Bellamy’s hypocrisy in criticising any other coach is undeniable. He has mastered the art of manipulating the rules to achieve victory. People in glass houses, Mr Bellamy, people in glass houses.
Back to Thursday’s game, I thought Parra played with much more energy and desire. There were some poor handling errors but they were made when trying to set up or finish attacking plays.
The ball shifts were quicker and Parra did not stand as deep in attack. Mistakes were made, and the timing needs some work, but precision and execution will come as BA shifts his emphasis back onto the attack in the run home. The Eels signalled that shift as they were less predictable against the Storm.

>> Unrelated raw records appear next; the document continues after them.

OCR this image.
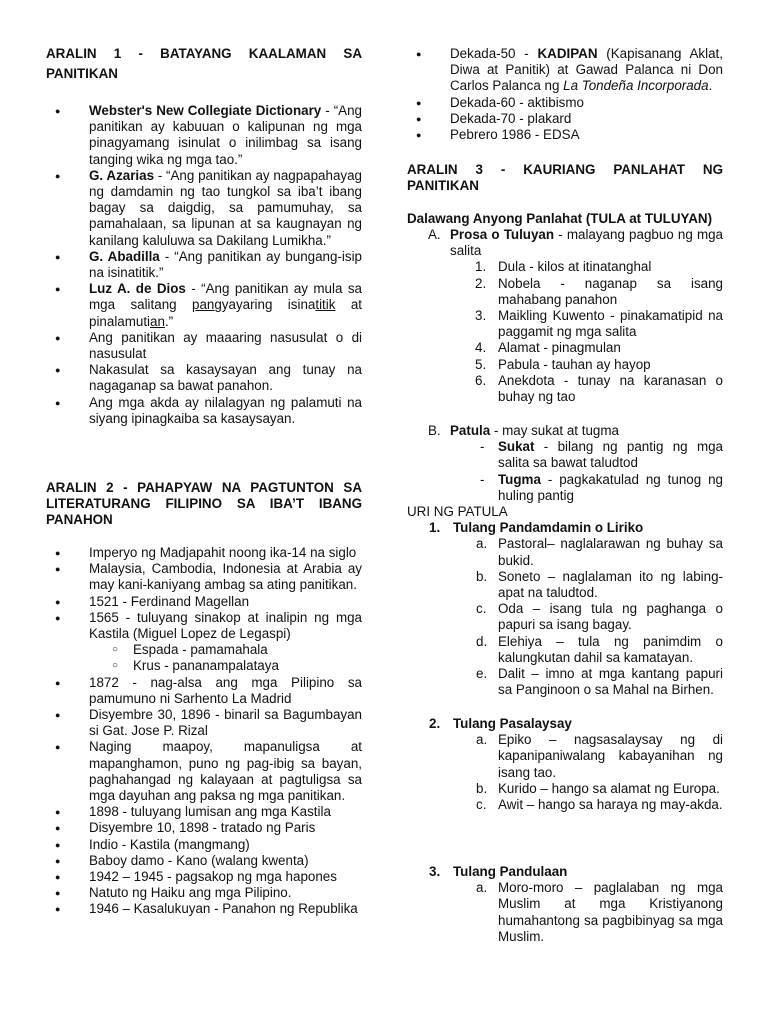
ARALIN 1 - BATAYANG KAALAMAN SA

PANITIKAN

● Webster's New Collegiate Dictionary - “Ang panitikan ay kabuuan o kalipunan ng mga pinagyamang isinulat o inilimbag sa isang tanging wika ng mga tao.”
● G. Azarias - “Ang panitikan ay nagpapahayag ng damdamin ng tao tungkol sa iba’t ibang bagay sa daigdig, sa pamumuhay, sa pamahalaan, sa lipunan at sa kaugnayan ng kanilang kaluluwa sa Dakilang Lumikha.”
● G. Abadilla - “Ang panitikan ay bungang-isip na isinatitik.”
● Luz A. de Dios - “Ang panitikan ay mula sa mga salitang pangyayaring isinatitik at pinalamutian.”
● Ang panitikan ay maaaring nasusulat o di nasusulat
● Nakasulat sa kasaysayan ang tunay na nagaganap sa bawat panahon.
● Ang mga akda ay nilalagyan ng palamuti na siyang ipinagkaiba sa kasaysayan.

ARALIN 2 - PAHAPYAW NA PAGTUNTON SA

LITERATURANG FILIPINO SA IBA’T IBANG

PANAHON

● Imperyo ng Madjapahit noong ika-14 na siglo
● Malaysia, Cambodia, Indonesia at Arabia ay may kani-kaniyang ambag sa ating panitikan.
● 1521 - Ferdinand Magellan
● 1565 - tuluyang sinakop at inalipin ng mga Kastila (Miguel Lopez de Legaspi)
○ Espada - pamamahala
○ Krus - pananampalataya
● 1872 - nag-alsa ang mga Pilipino sa pamumuno ni Sarhento La Madrid
● Disyembre 30, 1896 - binaril sa Bagumbayan si Gat. Jose P. Rizal
● Naging maapoy, mapanuligsa at mapanghamon, puno ng pag-ibig sa bayan, paghahangad ng kalayaan at pagtuligsa sa mga dayuhan ang paksa ng mga panitikan.
● 1898 - tuluyang lumisan ang mga Kastila
● Disyembre 10, 1898 - tratado ng Paris
● Indio - Kastila (mangmang)
● Baboy damo - Kano (walang kwenta)
● 1942 – 1945 - pagsakop ng mga hapones
● Natuto ng Haiku ang mga Pilipino.
● 1946 – Kasalukuyan - Panahon ng Republika
● Dekada-50 - KADIPAN (Kapisanang Aklat, Diwa at Panitik) at Gawad Palanca ni Don Carlos Palanca ng La Tondeña Incorporada.
● Dekada-60 - aktibismo
● Dekada-70 - plakard
● Pebrero 1986 - EDSA

ARALIN 3 - KAURIANG PANLAHAT NG

PANITIKAN

Dalawang Anyong Panlahat (TULA at TULUYAN)

A. Prosa o Tuluyan - malayang pagbuo ng mga salita
1. Dula - kilos at itinatanghal
2. Nobela - naganap sa isang mahabang panahon
3. Maikling Kuwento - pinakamatipid na paggamit ng mga salita
4. Alamat - pinagmulan
5. Pabula - tauhan ay hayop
6. Anekdota - tunay na karanasan o buhay ng tao
B. Patula - may sukat at tugma
- Sukat - bilang ng pantig ng mga salita sa bawat taludtod
- Tugma - pagkakatulad ng tunog ng huling pantig

URI NG PATULA

1. Tulang Pandamdamin o Liriko
a. Pastoral– naglalarawan ng buhay sa bukid.
b. Soneto – naglalaman ito ng labing-apat na taludtod.
c. Oda – isang tula ng paghanga o papuri sa isang bagay.
d. Elehiya – tula ng panimdim o kalungkutan dahil sa kamatayan.
e. Dalit – imno at mga kantang papuri sa Panginoon o sa Mahal na Birhen.
2. Tulang Pasalaysay
a. Epiko – nagsasalaysay ng di kapanipaniwalang kabayanihan ng isang tao.
b. Kurido – hango sa alamat ng Europa.
c. Awit – hango sa haraya ng may-akda.
3. Tulang Pandulaan
a. Moro-moro – paglalaban ng mga Muslim at mga Kristiyanong humahantong sa pagbibinyag sa mga Muslim.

I thought both Lane and Matterson defended really well. They made good choices as to when to slide or come up quickly. This made it much easier for those outside them, particularly Moses and Blake, to make decisions and stick the tackles.
Likewise, Moses and Dylan Brown defended really well. The Storm ran Nelson and Tino at them on the line and both stood up and either made the tackle or slowed them to allow Lane and/or Matterson time to slide and help them out.
I also want to congratulate Sivo. He attacked the bombs kicked to him and ran much harder with the ball. He deserved the criticism he got over the last few weeks, but it is always good to see players bounce back.
Finally I want to single out two players – Nathan Brown and Clint Gutherson.
These blokes are the heart and soul of this team. They lead the team’s energy, they perform consistently and they have an intense desire to win.
This team does not function without Brown or Gutho. With all due respect, they may not be the ‘ best’ player in the competition in their respective positions, but what they bring to our team cannot be quantified and I would not trade them with anyone.
They are skilful, talented individuals who are natural leaders. They lead through actions. Brown secures the Eels middle defence, and takes the tough runs. Gutherson cleans up kicks, directs our defensive structures and is the link between the middles and the outside backs.
When Eels supporters acknowledge the improvement in the Eels defence, they should be directing plenty of gratitude towards these two men for the roles that they play.
Parra supporters in the stands were certainly applauding Gutho and Brown for their brilliant efforts in helping to keep the Storm scoreless on Thursday night.